About a decade ago, people serving life with parole in Georgia Department of Corrections (GDC) prisons began to realize we were just serving life. Each year a few dozen parole-eligible lifers are granted mercy, and a few thousand are left to rot with no reason ever given to them. A bill currently being read in the Georgia Senate would ask something unprecedented of the Georgia State Board of Pardons and Paroles: transparency.
SB 586 appears to apply to anyone with a parole-eligible sentence who has earned the maximum possible performance incentive credits, or to lifers (who are not permitted to earn such credits) when we’re up for review. It proposes a few notable avenues of relief.
First, we could request a video conference hearing with the all five members of the Board, ahead of any decision on our case.
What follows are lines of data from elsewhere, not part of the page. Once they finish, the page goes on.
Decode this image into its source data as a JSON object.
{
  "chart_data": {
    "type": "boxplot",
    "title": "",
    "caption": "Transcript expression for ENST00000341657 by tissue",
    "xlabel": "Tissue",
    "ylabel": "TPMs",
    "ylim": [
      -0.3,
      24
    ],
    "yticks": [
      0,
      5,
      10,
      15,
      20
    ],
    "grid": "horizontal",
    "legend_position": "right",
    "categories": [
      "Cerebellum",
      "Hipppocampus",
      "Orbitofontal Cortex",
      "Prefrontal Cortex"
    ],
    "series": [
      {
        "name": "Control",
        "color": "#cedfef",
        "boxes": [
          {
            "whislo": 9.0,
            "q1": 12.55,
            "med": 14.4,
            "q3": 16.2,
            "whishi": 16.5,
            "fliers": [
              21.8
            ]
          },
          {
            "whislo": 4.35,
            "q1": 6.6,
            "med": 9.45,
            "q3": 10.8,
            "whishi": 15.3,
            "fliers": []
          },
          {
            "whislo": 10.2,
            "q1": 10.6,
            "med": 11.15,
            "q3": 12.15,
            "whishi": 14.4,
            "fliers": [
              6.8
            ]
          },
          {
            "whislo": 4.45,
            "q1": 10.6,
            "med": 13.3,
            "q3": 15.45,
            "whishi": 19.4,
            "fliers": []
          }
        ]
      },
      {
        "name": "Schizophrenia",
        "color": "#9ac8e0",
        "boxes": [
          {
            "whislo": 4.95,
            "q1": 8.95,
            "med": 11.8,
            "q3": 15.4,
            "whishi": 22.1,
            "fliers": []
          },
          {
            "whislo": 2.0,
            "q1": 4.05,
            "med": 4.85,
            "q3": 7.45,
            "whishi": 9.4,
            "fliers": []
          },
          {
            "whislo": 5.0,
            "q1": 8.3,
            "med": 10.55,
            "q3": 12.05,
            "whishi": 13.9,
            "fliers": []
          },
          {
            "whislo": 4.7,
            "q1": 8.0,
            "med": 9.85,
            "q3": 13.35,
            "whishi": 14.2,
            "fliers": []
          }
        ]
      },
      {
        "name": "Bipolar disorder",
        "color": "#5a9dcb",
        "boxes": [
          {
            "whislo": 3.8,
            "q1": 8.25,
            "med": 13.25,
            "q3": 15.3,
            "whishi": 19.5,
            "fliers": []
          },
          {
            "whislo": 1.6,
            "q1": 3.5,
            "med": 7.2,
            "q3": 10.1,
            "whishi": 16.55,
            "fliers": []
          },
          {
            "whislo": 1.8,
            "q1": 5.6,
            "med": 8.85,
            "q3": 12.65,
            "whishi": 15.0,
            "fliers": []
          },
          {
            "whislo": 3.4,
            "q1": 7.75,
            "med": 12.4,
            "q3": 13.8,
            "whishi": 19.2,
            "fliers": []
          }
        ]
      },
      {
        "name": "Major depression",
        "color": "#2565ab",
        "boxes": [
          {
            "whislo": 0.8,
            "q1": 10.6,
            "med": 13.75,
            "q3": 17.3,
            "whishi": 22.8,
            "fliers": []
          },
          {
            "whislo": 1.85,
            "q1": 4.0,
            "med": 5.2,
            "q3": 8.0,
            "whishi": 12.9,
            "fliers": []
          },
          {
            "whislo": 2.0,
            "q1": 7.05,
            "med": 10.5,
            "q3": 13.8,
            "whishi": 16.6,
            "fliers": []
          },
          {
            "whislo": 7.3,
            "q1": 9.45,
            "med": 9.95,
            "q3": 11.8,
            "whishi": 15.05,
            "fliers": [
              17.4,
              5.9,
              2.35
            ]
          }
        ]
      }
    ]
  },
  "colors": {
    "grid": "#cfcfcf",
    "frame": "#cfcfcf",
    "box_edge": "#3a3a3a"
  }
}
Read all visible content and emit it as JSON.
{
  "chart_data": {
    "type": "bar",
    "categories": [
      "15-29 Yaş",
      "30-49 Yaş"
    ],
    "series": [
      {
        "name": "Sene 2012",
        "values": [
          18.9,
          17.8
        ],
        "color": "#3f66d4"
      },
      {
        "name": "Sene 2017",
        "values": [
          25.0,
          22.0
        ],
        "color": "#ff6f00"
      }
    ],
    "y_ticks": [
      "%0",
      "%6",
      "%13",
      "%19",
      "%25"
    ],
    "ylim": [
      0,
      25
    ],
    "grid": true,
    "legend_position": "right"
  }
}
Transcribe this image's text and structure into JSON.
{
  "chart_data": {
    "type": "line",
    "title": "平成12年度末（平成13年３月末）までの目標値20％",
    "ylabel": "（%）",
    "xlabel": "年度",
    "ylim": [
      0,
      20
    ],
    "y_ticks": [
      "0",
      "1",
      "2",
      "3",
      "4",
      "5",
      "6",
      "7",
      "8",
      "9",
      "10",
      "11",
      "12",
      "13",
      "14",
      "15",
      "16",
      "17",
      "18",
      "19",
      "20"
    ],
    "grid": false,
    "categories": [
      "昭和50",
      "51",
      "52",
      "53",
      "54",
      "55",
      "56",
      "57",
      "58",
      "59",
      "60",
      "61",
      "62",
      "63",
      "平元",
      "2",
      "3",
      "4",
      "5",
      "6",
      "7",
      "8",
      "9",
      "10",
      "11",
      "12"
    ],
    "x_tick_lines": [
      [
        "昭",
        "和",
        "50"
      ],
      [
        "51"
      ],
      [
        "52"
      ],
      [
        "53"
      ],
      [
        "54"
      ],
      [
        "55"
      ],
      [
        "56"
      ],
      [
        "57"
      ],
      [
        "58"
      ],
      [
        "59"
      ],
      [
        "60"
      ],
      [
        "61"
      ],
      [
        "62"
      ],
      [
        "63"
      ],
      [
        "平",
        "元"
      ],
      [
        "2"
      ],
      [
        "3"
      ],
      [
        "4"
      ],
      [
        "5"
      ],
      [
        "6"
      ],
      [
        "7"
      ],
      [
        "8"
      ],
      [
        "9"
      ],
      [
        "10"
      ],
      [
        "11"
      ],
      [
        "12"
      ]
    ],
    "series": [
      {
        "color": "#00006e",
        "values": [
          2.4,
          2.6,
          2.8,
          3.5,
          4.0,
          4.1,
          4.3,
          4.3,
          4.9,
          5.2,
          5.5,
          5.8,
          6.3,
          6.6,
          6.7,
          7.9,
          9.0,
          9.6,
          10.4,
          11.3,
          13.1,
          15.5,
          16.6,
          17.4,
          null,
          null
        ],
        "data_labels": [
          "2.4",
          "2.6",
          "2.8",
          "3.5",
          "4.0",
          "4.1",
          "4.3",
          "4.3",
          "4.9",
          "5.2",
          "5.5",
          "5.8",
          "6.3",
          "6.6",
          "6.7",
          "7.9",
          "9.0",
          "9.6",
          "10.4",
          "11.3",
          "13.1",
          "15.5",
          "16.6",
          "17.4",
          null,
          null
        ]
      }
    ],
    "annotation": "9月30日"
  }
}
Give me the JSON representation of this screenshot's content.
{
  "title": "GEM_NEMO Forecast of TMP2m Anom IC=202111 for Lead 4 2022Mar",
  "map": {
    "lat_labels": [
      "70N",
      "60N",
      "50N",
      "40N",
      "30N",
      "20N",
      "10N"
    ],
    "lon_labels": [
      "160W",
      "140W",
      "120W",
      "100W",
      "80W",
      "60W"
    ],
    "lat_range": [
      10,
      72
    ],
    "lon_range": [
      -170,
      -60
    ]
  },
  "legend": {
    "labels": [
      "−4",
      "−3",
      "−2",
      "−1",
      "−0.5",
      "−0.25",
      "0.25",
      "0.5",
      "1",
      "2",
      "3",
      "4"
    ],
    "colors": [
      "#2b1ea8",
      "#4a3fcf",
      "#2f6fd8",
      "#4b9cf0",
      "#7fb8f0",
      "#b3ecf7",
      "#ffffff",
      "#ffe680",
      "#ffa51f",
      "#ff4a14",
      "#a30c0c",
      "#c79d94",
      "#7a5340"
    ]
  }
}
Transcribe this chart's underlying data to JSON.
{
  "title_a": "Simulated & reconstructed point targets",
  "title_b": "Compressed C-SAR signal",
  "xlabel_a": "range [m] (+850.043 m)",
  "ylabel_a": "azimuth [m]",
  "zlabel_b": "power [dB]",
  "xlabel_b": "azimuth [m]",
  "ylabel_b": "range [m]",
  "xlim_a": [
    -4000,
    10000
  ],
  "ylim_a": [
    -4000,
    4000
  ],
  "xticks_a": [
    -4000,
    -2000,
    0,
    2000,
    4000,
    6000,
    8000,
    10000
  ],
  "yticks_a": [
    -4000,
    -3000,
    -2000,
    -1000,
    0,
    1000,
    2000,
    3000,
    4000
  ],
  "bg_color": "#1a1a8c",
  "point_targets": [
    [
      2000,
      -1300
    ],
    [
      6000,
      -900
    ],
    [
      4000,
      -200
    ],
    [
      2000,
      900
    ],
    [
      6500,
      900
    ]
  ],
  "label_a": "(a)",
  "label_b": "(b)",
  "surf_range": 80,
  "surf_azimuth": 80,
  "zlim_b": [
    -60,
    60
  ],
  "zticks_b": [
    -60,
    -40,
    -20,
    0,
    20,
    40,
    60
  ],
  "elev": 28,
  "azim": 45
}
Second, when parole is denied or delayed, we could request a written explanation of why. And third, in cases where the first three votes cast are all “No,” the remaining two members would be notified so that all may discuss and the early votes potentially withdrawn and reconsidered.
Since the bill’s introduction to the Senate on March 20, word has spread like wildfire through the medium-security facility where I’m currently housed. In the 30-plus years I’ve been incarcerated—and there are nearly 1,000 of us who have now been in GDC facilities that long—this is a first.
The Board never has to see or speak to us at all, let alone explain why we can’t go home, but it does at least have guidelines it’s supposed follow when reviewing parole-eligible cases. However, they don’t apply to lifers. The only right that we have is that our file be reviewed “at least once every eight years.” In 2023, the Board granted parole to 110 eligible lifers, and denied it to 2,254.
Currently, the way parole review works is that GDC uploads our files to the Georgia Parole Evidence-based Data System, for the Board members to review and vote on electronically. When a three-vote majority is reached, a notification is generated for the warden. It feels as automated as it sounds.
You can do a video interview with a parole officer where you have the opportunity to make a statement you want the Board to hear. The opportunity is widely understood to be merely window dressing; a pretty curtain behind which lies more concrete wall.
During the video conference outlined in SB 586, prisoners would have “a reasonable opportunity to present information” typical of clemency considerations. This includes information about our initial conviction and sentencing; our record of behavior while incarcerated; the level of outside support we have from family and other ties to community; the impact of release on victims and their families; and the sentiments of the local prosecuting attorney.
The written explanation for the decision would describe the “findings of fact, including the queries [from the interview], that provide the basis for the board’s decision.” It would also include names of anyone contacted on behalf of either the petitioner or victims, and whether that contact was made by phone, email or in person.
If this becomes law, everyone eligible for the video conference is going to request it. Everyone. Some may hope that looking at a human face rather an electronic file might stir up a bit more empathy; some may simply want to be looked in the eye when they’re told to try again in eight years. But all of us have questions only the Board can answer.
We’ll all request the explanations of denials, too. But among prisoners reached by Filter, the provision of most interest is this:
In any case where three members of the board have tentatively decided to deny parole or delay the tentative parole month, the other two members shall be notified of the tentative decision and given 14 days to hold the decision before it is issued. During such time such two members may discuss the decision with the other members of the board, and the majority who tentatively decided to deny parole or delay the tentative parole month shall, within their discretion, have the opportunity to change their vote.
That would take the blank cartridge from the proverbial rifle, rather than leaving their votes comfortably shrouded in secrecy. Everyone has the common sense to know that the probability of the General Assembly passing SB 586, and Governor Brian Kemp (R) signing it, and the Board adhering to it, is close to zero. But it’s notable that the Board is facing pressure for any transparency at all, especially when it doesn’t leave behind the lifers who are currently sitting in prison and don’t have to be.
It’s also possible that, thanks to SB 586, at some point in the next eight years we’ll each get the chance to present our case to the Board, and the Board will allow us to go home. Which is the worst part of something like this being dangled before us, even though we know it sounds too good to be true. All of us still want to believe.